Comparison of protective effects of the Fe chelator SIH and prochelator BSIH against the toxicity of 6-hydroxydopamine (6-OHDA) in differentiated PC12 cells. Cellular toxicities were determined using SYTOX measurement and expressed as a percentage of viable cells and were related to untreated control. SIH (A) or BSIH (B) were added to the cells with freshly-prepared 6-OHDA (protocol PI). Data are presented as means ± SD; n ≥ 4; Statistical significance (ANOVA, p ≤ 0.05): *vs. control group, #vs. 6-OHDA. Statistical significance is also displayed in tables in Supplementary Figure S5.
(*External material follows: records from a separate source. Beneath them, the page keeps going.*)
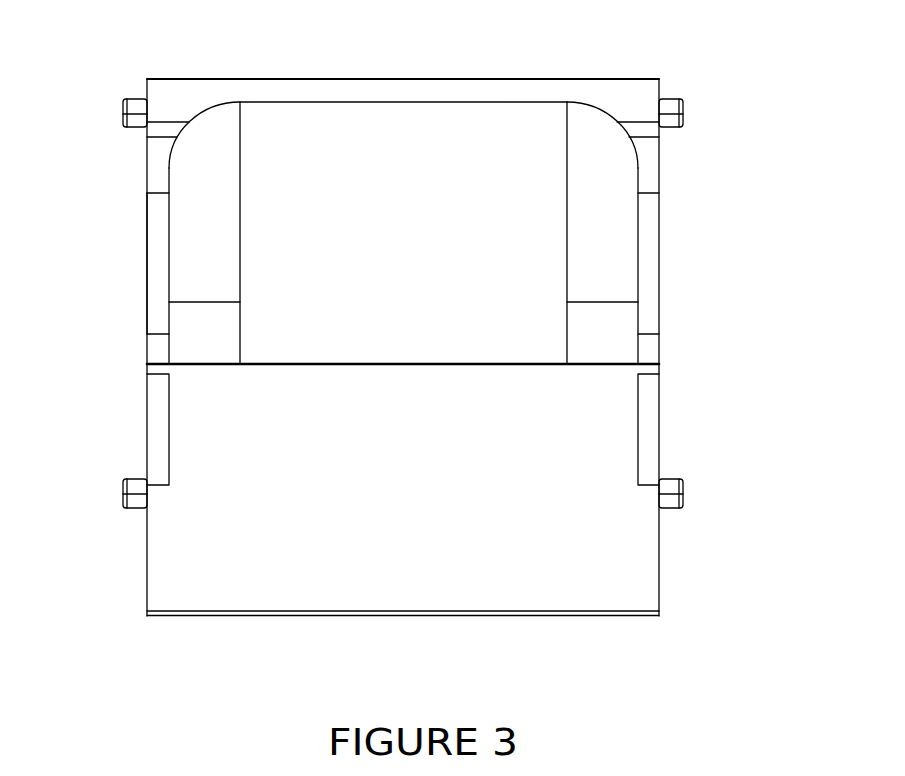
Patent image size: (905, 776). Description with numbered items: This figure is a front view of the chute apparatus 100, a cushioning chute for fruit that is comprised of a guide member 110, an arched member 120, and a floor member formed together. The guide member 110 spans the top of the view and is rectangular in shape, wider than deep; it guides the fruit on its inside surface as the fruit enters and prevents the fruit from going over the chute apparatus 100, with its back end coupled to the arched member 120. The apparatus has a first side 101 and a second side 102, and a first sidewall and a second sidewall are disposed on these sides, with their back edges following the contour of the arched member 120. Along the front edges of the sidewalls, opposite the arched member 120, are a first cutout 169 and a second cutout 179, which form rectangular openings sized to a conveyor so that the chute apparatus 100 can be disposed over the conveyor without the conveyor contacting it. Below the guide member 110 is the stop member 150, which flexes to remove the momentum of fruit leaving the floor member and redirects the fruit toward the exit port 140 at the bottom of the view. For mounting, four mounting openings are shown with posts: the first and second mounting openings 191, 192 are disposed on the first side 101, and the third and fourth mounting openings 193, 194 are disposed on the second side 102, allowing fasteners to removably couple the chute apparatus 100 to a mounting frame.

The chute apparatus 100 is at (450, 359).
The guide member 110 is at (490, 58).
The first side 101 is at (157, 160).
The second side 102 is at (650, 227).
The first cutout 169 is at (137, 247).
The arched member 120 is at (137, 304).
The second cutout 179 is at (667, 302).
The stop member 150 is at (127, 570).
The exit port 140 is at (530, 632).
The first mounting opening 191 is at (145, 100).
The second mounting opening 192 is at (145, 480).
The third mounting opening 193 is at (662, 128).
The fourth mounting opening 194 is at (661, 508).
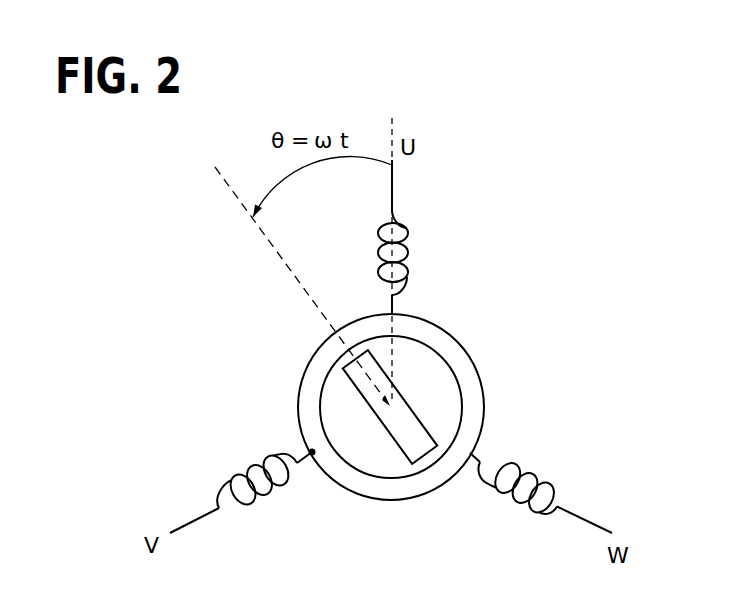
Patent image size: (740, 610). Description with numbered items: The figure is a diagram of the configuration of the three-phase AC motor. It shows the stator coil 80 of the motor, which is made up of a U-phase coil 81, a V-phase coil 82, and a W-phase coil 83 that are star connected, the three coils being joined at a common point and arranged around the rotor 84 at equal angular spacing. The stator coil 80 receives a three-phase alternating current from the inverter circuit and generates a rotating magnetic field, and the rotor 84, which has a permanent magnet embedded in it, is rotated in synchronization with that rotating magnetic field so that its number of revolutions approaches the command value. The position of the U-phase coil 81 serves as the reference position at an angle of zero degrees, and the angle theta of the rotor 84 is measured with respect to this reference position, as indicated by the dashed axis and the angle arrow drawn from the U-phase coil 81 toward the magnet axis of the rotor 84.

The stator coil 80 is at (572, 218).
The U-phase coil 81 is at (408, 244).
The V-phase coil 82 is at (240, 473).
The W-phase coil 83 is at (507, 462).
The rotor 84 is at (362, 477).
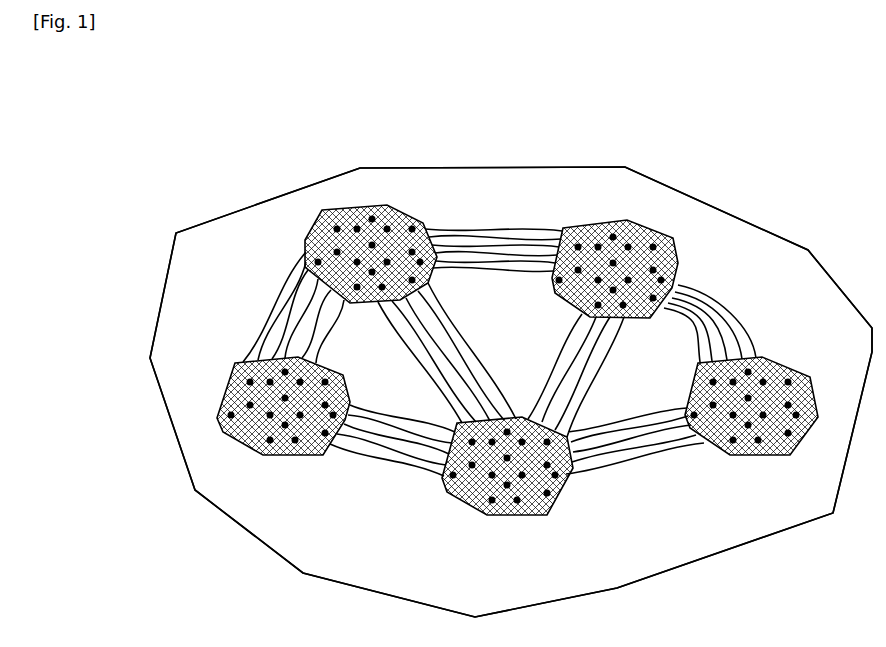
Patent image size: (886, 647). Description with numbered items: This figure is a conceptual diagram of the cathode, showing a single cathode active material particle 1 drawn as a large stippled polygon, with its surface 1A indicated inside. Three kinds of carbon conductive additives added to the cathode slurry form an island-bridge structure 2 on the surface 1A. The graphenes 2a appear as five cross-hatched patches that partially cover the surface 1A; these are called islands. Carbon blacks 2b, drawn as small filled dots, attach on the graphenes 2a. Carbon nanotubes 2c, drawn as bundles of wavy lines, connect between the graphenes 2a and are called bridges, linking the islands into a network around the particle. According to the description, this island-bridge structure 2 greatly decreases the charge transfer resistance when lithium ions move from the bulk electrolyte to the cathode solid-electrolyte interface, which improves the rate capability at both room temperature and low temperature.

The cathode active material particle 1 is at (728, 212).
The surface 1A is at (632, 498).
The island-bridge structure 2 is at (448, 317).
The graphene 2a is at (308, 242).
The carbon black 2b is at (362, 213).
The carbon nanotube 2c is at (265, 310).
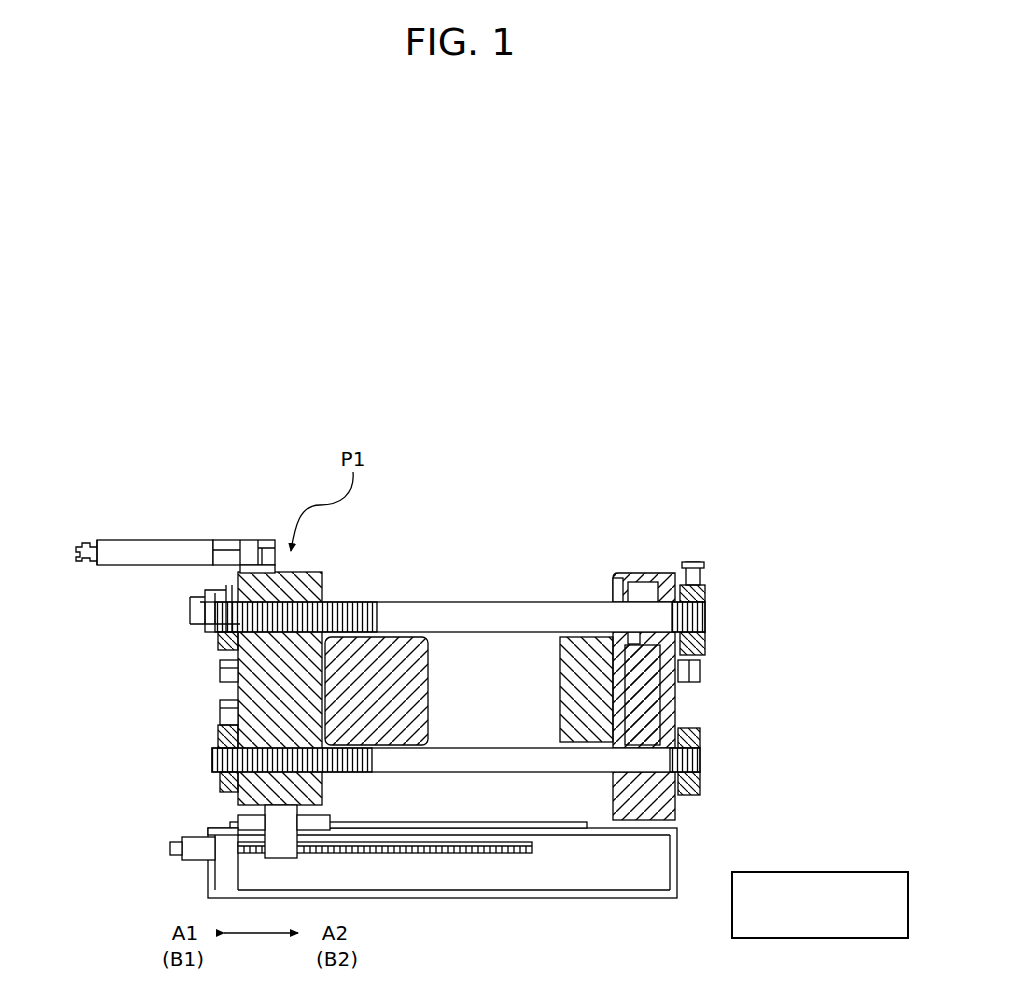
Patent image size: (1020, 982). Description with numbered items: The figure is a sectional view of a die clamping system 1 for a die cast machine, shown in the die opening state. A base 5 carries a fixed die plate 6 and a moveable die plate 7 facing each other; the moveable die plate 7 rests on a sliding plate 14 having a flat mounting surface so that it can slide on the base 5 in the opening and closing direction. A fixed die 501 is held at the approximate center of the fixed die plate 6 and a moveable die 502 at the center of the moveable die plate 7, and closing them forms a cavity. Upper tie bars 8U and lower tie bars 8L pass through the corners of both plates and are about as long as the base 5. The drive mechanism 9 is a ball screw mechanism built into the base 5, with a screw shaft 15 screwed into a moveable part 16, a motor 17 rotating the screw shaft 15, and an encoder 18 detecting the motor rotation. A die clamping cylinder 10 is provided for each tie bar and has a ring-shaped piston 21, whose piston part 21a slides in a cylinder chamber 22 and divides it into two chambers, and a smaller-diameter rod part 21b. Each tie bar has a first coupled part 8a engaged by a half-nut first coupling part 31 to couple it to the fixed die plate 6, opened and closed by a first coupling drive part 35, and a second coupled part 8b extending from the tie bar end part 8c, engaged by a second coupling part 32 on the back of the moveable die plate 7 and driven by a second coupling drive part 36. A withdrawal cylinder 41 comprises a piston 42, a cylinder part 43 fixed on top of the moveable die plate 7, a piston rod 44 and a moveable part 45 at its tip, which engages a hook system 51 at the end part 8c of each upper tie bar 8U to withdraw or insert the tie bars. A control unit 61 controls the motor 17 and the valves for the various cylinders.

The die clamping system 1 is at (852, 470).
The base 5 is at (598, 870).
The fixed die plate 6 is at (637, 580).
The moveable die plate 7 is at (300, 573).
The first coupled part 8a is at (705, 615).
The second coupled part 8b is at (212, 760).
The end part of tie bar 8c is at (218, 640).
The upper tie bar 8U is at (705, 640).
The lower tie bar 8L is at (700, 765).
The drive mechanism 9 is at (397, 858).
The die clamping cylinder 10 is at (613, 600).
The sliding plate 14 is at (478, 846).
The screw shaft 15 is at (425, 850).
The moveable part 16 is at (280, 848).
The motor 17 is at (198, 848).
The encoder 18 is at (205, 836).
The ring-shaped piston 21 is at (648, 590).
The piston part 21a is at (665, 712).
The rod part 21b is at (700, 738).
The cylinder chamber 22 is at (675, 688).
The first coupling part 31 is at (705, 595).
The second coupling part 32 is at (218, 735).
The first coupling drive part 35 is at (702, 568).
The second coupling drive part 36 is at (220, 712).
The withdrawal cylinder 41 is at (143, 550).
The piston 42 is at (247, 545).
The cylinder part 43 is at (182, 550).
The piston rod 44 is at (98, 545).
The moveable part 45 is at (80, 547).
The hook system 51 is at (188, 605).
The control unit 61 is at (810, 872).
The fixed die 501 is at (580, 660).
The moveable die 502 is at (400, 657).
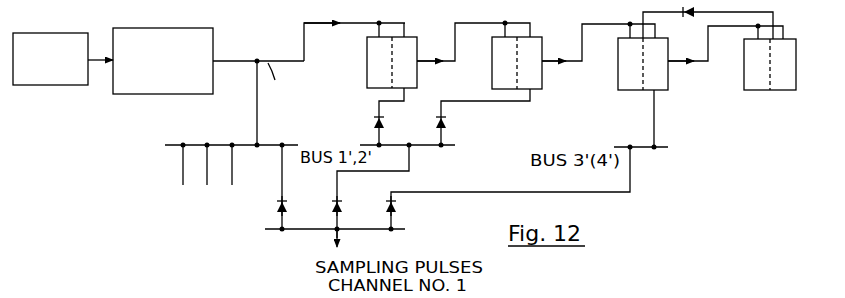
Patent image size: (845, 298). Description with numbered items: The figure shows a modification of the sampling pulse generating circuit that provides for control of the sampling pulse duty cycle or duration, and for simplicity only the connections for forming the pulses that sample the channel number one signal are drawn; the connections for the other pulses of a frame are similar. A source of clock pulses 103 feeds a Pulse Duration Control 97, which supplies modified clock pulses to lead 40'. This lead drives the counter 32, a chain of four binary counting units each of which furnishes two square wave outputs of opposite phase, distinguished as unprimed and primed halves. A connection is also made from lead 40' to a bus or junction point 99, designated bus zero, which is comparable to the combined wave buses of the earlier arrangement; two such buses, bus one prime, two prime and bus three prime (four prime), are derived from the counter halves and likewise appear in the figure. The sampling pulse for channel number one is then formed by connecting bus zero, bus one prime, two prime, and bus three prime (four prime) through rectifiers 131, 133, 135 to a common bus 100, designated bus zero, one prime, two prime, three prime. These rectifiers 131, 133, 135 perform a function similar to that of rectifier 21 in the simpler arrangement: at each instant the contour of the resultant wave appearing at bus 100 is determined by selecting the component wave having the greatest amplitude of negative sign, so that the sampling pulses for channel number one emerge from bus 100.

The clock pulses source 103 is at (30, 86).
The pulse duration control 97 is at (145, 28).
The lead 40' is at (275, 91).
The counter 32 is at (568, 26).
The bus or junction point 99 is at (190, 145).
The rectifier 131 is at (278, 208).
The rectifier 133 is at (334, 207).
The rectifier 135 is at (389, 207).
The bus 100 is at (398, 230).
The rectifier 21 is at (260, 297).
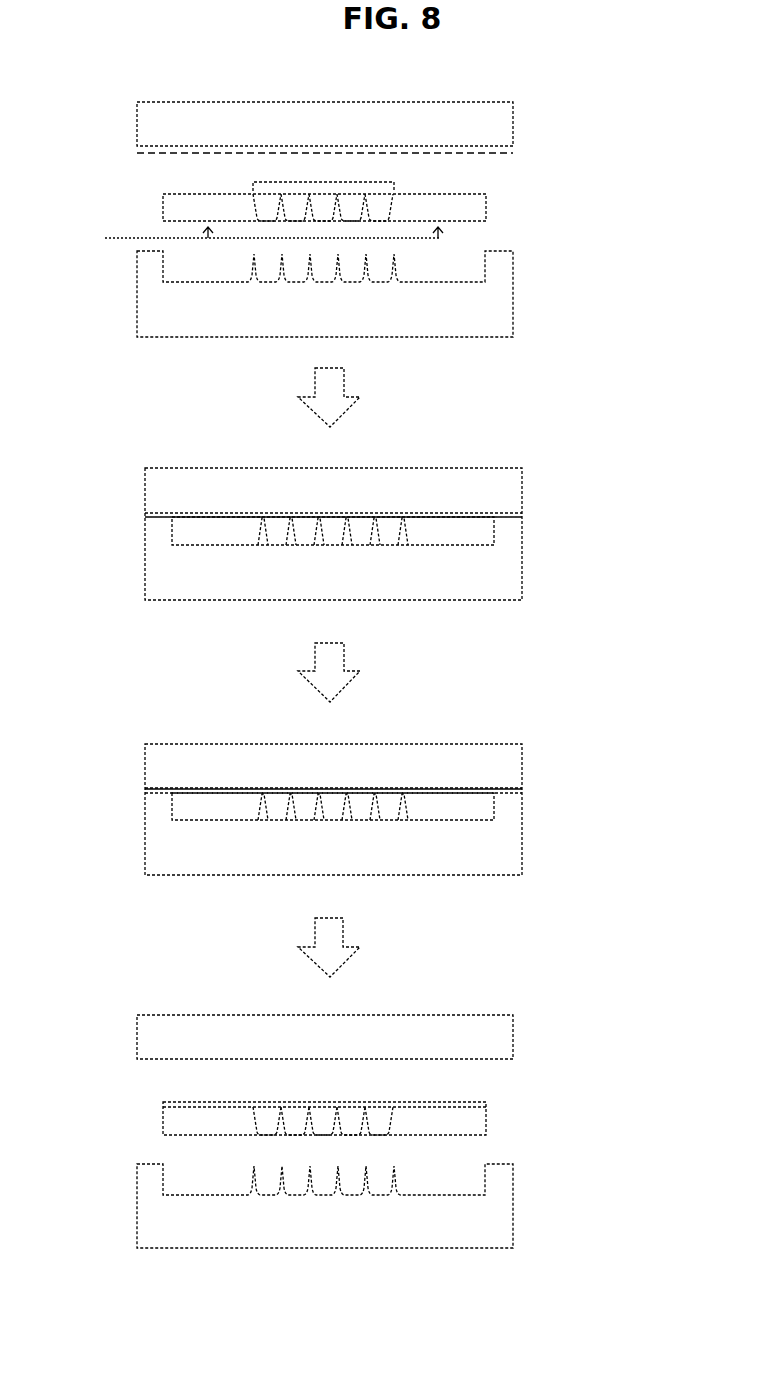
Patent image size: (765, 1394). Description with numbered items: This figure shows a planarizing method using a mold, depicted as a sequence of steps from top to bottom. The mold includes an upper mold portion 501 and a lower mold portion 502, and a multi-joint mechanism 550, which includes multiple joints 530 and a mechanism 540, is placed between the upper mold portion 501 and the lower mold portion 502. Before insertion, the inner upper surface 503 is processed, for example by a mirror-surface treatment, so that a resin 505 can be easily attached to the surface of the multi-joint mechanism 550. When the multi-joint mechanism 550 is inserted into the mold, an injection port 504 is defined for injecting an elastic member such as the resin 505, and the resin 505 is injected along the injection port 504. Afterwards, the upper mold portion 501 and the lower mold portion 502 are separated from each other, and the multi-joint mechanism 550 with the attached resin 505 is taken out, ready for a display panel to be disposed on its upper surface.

The upper mold portion 501 is at (521, 125).
The inner upper surface 503 is at (521, 152).
The joints 530 is at (327, 175).
The multi-joint mechanism 550 is at (496, 207).
The mechanism 540 is at (252, 238).
The lower mold portion 502 is at (521, 293).
The injection port 504 is at (530, 513).
The resin 505 is at (509, 786).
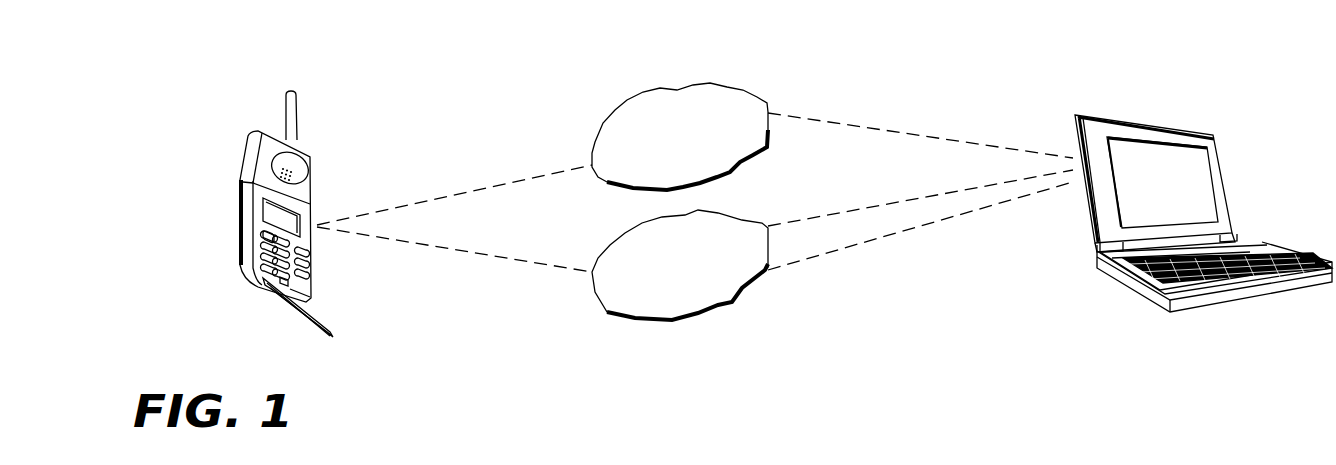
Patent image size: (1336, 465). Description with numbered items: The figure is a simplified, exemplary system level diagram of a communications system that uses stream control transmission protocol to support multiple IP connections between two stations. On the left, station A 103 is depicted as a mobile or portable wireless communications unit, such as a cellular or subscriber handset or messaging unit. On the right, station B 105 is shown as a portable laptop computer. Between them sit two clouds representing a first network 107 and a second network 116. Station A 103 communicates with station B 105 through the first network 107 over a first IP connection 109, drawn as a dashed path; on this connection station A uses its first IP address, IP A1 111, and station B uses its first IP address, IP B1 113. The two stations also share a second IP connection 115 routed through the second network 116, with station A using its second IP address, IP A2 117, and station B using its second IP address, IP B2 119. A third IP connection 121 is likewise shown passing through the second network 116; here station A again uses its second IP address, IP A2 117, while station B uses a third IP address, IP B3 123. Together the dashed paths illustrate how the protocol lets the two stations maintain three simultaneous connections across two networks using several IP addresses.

The station A 103 is at (250, 346).
The station B 105 is at (1137, 330).
The first network 107 is at (620, 112).
The second network 116 is at (607, 310).
The first IP connection 109 is at (500, 183).
The IP A1 111 is at (437, 173).
The IP A2 117 is at (458, 278).
The IP B1 113 is at (918, 112).
The second IP connection 115 is at (830, 213).
The IP B2 119 is at (873, 180).
The third IP connection 121 is at (833, 252).
The IP B3 123 is at (913, 255).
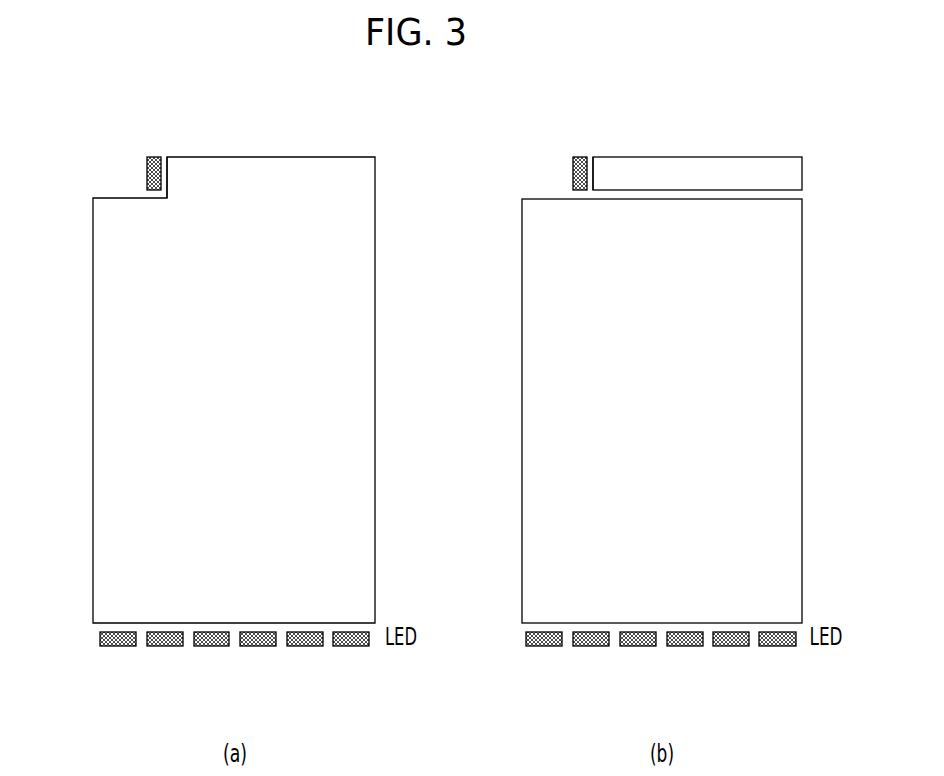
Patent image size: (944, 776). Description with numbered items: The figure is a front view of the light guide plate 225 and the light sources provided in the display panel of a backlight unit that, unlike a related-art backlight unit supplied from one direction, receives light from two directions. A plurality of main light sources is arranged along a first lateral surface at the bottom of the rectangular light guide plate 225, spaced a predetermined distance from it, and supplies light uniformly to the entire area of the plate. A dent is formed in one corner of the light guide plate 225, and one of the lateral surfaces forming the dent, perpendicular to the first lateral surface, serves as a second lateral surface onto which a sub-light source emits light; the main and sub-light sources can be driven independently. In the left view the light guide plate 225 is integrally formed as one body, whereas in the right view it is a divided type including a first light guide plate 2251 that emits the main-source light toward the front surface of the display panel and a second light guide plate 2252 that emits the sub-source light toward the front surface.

The light guide plate 225 is at (108, 287).
The first light guide plate 2251 is at (789, 283).
The second light guide plate 2252 is at (790, 175).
In conclusion, the present study confirmed that chelation of free redox-active cellular Fe may be beneficial in the mitigation of catecholamine neurotoxicity. We observed advantageous properties of experimental Fe chelator SIH and its prochelator BSIH. Both compounds showed the ability to significantly reduce intracellular ROS generation and further oxidative stress propagation, resulting in a promising cytoprotective effect. Although BSIH required higher concentrations than SIH to achieve the same protective effect, its greatest advantage is the absence of its inherent toxicity (Fig. 10).

Figure 10
figure 10

Proposed working model of iron (pro)chelators protecting the PC12 cells against 6-hydroxydopamine- and dopamine-induced oxidative stress and toxicity.

The present work is an initial in vitro toxicological study using rather high catecholamine concentrations and its relevance to human neurological diseases needs to be assessed using more complex in vivo models of neurodegenerative diseases with pathophysiologically-relevant catecholamine levels. Future studies should also focus on the pharmacokinetic aspects of the (pro)chelators, including metabolization, excretion, eventual accumulation in tissues and, most importantly, their ability to cross the blood–brain barrier, which is an important property of all compounds intended for the treatment of neurodegenerative diseases.